I'm a real life user, I know the difference and I could careless about v6. most anything I want I is on v4 and will still be there long after ( when ever it is) we run out of v4 addresses. If I'm on a content provider and I'm putting something new online I want everyone to see, they will find away for all of us with v4 and credit cards to see it, and not be so worried about developing countries or the sub 5% of people in developed countries for now. I'm sure @ some point v6 will see the business need, but while I'm expect to have to deploy it for marketing reasons, I hope its someone else's problem but its a must have for real business. On Wed, Mar 31, 2010 at 10:05 PM, Ricky Beam <jfbeam@gmail.com> wrote:
On Wed, Mar 31, 2010 at 8:16 PM, Michael Dillon <wavetossed@googlemail.com> wrote:
I did not fat finger anything. In the real world, nearly 100% of consumers demand IPv6 from their ISP. ...
Hah. No. No they don't.

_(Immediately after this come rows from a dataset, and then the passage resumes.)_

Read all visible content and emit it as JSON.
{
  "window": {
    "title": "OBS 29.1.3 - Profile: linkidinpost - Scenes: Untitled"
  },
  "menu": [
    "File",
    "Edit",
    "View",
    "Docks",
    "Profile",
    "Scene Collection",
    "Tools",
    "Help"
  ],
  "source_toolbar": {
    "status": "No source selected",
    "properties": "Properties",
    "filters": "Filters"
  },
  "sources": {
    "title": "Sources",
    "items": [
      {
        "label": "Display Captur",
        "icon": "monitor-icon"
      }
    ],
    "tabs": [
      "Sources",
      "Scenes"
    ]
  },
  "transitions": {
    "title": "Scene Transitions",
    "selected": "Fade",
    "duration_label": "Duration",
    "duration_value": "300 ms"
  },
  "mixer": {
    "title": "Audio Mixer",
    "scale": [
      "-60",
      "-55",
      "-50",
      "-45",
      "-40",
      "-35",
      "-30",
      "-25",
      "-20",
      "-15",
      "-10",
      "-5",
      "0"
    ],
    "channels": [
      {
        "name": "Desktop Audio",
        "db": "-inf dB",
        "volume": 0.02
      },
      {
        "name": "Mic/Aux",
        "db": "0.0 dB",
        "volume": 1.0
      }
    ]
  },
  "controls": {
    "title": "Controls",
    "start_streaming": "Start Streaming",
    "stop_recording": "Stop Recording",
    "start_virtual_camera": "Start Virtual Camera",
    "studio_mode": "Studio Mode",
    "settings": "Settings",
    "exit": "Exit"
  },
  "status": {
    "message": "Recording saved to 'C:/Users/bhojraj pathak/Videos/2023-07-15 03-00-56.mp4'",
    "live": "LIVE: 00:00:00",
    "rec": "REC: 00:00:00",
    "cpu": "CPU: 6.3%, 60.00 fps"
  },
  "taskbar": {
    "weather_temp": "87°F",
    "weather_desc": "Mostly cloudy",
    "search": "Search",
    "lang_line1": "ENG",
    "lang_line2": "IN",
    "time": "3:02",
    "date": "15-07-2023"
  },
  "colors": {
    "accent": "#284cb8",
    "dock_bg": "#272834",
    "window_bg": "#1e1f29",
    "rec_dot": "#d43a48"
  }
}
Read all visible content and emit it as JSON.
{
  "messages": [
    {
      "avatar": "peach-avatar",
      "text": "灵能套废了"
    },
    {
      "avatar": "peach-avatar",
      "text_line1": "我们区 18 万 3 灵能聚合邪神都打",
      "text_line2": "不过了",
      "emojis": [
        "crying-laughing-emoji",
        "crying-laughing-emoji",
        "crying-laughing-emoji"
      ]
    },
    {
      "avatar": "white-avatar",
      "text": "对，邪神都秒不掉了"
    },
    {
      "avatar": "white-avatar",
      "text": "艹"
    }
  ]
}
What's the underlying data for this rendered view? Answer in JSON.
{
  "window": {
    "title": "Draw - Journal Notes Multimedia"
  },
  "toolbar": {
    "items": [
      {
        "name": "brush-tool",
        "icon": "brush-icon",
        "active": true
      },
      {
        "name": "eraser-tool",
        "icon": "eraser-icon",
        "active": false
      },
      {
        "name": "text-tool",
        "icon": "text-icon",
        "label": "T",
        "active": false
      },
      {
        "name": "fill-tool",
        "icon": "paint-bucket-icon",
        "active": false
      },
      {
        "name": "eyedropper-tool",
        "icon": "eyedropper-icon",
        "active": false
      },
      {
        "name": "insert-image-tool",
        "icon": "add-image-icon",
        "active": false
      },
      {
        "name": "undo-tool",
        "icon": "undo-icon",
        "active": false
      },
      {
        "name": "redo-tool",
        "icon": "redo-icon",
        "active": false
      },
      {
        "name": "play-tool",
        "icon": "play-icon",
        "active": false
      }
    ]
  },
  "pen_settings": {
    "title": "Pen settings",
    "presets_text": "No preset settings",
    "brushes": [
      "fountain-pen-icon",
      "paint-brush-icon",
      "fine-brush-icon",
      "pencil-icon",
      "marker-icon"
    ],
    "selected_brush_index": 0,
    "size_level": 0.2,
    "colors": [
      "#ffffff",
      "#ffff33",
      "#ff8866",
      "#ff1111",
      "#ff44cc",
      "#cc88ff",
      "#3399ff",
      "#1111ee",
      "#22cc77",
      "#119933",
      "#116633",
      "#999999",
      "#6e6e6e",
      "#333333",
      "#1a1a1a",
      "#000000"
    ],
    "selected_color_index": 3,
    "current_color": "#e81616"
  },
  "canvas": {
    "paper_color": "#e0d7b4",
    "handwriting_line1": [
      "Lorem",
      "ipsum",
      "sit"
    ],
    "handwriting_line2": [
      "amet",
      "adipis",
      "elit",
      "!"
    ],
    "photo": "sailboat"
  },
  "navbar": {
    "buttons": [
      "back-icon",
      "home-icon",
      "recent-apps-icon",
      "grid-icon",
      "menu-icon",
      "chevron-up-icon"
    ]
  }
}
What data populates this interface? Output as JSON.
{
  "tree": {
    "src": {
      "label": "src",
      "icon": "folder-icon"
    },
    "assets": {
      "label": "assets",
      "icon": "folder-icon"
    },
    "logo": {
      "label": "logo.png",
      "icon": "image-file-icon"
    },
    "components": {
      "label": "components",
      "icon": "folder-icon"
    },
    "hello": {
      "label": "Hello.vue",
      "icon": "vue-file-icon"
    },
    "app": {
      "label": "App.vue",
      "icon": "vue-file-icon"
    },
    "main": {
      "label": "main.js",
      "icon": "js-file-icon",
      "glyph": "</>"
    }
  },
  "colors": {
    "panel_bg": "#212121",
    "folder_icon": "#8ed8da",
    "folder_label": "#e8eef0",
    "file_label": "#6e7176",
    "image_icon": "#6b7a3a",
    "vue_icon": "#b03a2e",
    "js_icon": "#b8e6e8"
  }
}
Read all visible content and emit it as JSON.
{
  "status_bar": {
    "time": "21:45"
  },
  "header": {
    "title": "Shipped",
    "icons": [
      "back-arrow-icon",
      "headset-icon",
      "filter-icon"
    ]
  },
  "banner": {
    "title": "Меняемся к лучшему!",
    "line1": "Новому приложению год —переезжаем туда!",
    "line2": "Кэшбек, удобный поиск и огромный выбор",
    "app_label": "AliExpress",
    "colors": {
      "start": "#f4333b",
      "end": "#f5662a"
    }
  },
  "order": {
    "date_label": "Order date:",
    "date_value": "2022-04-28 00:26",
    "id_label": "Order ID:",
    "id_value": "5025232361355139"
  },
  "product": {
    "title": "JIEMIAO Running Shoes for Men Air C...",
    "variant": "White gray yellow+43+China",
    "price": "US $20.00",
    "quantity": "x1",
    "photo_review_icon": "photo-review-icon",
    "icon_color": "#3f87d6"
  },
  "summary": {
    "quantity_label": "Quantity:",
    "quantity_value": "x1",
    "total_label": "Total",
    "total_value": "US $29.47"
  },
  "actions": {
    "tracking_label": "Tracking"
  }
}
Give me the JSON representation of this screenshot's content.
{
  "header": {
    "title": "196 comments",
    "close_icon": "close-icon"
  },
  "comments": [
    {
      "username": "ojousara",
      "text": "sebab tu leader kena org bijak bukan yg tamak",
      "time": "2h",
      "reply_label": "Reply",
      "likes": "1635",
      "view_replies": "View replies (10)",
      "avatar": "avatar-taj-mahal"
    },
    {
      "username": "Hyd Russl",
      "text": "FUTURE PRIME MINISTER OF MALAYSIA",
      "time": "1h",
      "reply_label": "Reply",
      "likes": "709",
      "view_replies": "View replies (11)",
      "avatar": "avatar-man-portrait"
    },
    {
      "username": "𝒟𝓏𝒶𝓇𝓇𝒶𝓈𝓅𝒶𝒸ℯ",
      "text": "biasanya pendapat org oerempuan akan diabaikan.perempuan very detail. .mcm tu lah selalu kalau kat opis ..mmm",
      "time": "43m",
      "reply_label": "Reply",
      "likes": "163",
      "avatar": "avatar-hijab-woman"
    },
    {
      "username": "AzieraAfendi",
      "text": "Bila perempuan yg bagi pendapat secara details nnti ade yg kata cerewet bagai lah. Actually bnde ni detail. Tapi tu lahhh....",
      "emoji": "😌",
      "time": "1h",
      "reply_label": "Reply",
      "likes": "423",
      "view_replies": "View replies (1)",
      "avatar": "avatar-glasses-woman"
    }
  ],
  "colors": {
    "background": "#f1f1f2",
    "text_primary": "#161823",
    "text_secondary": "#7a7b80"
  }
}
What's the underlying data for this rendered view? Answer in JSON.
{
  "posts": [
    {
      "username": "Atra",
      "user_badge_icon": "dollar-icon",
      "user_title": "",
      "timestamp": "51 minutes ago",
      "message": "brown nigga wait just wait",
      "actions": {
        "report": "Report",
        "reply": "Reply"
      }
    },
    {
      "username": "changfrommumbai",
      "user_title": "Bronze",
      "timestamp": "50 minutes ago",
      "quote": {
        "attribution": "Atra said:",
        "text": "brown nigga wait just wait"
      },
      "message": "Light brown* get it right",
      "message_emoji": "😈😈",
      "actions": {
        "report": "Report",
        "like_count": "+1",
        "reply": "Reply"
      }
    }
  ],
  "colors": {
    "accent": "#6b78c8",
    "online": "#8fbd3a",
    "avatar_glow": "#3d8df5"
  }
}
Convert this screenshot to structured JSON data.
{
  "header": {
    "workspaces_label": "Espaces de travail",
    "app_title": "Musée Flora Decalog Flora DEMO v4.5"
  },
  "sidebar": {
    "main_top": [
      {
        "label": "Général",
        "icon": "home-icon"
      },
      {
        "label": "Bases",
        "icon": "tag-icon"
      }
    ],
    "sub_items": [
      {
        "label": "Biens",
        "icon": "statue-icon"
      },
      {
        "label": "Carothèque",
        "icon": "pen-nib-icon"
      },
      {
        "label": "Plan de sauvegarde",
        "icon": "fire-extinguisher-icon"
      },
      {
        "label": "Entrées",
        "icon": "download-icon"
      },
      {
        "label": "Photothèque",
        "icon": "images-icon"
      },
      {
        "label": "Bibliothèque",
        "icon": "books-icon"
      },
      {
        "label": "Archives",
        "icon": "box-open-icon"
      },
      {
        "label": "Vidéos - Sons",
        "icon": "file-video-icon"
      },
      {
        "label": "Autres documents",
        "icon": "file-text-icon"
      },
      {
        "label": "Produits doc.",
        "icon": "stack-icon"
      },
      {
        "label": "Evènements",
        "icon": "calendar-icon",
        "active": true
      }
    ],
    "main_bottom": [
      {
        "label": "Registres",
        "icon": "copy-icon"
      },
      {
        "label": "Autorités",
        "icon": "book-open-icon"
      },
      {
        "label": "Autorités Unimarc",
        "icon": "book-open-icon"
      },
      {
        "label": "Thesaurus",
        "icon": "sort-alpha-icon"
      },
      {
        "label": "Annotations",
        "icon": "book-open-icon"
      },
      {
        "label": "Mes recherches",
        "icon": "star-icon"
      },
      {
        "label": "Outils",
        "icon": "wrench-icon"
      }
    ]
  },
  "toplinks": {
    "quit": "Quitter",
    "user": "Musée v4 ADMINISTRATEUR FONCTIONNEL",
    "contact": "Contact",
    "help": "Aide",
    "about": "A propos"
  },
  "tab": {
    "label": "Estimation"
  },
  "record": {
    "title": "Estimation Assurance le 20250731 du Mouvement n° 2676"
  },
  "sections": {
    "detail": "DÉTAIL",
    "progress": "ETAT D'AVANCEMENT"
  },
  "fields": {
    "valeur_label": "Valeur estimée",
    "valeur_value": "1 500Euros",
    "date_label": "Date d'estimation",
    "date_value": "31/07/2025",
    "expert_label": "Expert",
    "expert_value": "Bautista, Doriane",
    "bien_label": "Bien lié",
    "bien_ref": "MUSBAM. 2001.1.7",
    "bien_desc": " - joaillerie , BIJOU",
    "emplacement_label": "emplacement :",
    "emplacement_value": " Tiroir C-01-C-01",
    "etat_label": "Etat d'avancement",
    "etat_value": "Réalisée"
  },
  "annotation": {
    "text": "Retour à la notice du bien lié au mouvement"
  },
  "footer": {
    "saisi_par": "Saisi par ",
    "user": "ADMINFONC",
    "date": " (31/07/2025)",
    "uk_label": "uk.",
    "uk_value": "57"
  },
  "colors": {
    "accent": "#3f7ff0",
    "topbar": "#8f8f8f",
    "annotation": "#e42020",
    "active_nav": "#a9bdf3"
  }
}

They want, as you point out, "access to the internet", which they are currently getting JUST FINE. And this will continue to be the case for a LONG TIME.
ISPs who don't have IPv6 will soon be unable to provide access to all Internet sites, as content providers begin to bring IPv6 sites onstream.
I've been hearing this BS for over a decade, and yet I've not heard a single complaint or run into a single site I could not access for lack of IPv6. Yes, there are IPv6 only sites, but I don't use them, nor do any of the people I know. What little IPv6 I have used I have had to go out of my way to *intentionally* use IPv6 over v4.
Until there are common sites that are only accessible via IPv6 -- thus unavailable to "unevolved" ISP customers, ISP won't be investing anything in IPv6 deployment. That's not to say ISPs aren't experimenting with it -- some are, simply that they are not putting any heavy engineering resources behind it.
The approaching time...
Right now, that snail is on the other side of the world -- almost literally. Unless someone glues a rocket to it's shell, it won't even be on the horizon for years. If it were up to me, you, or the rest of the list, we'd rather simply get the mess over and switch everything tomorrow. *heh* But that ain't gonna happen. (I still have gear in use that only does IPX. thankfully, I've escaped Appletalk, but IPX is still clinging to life.)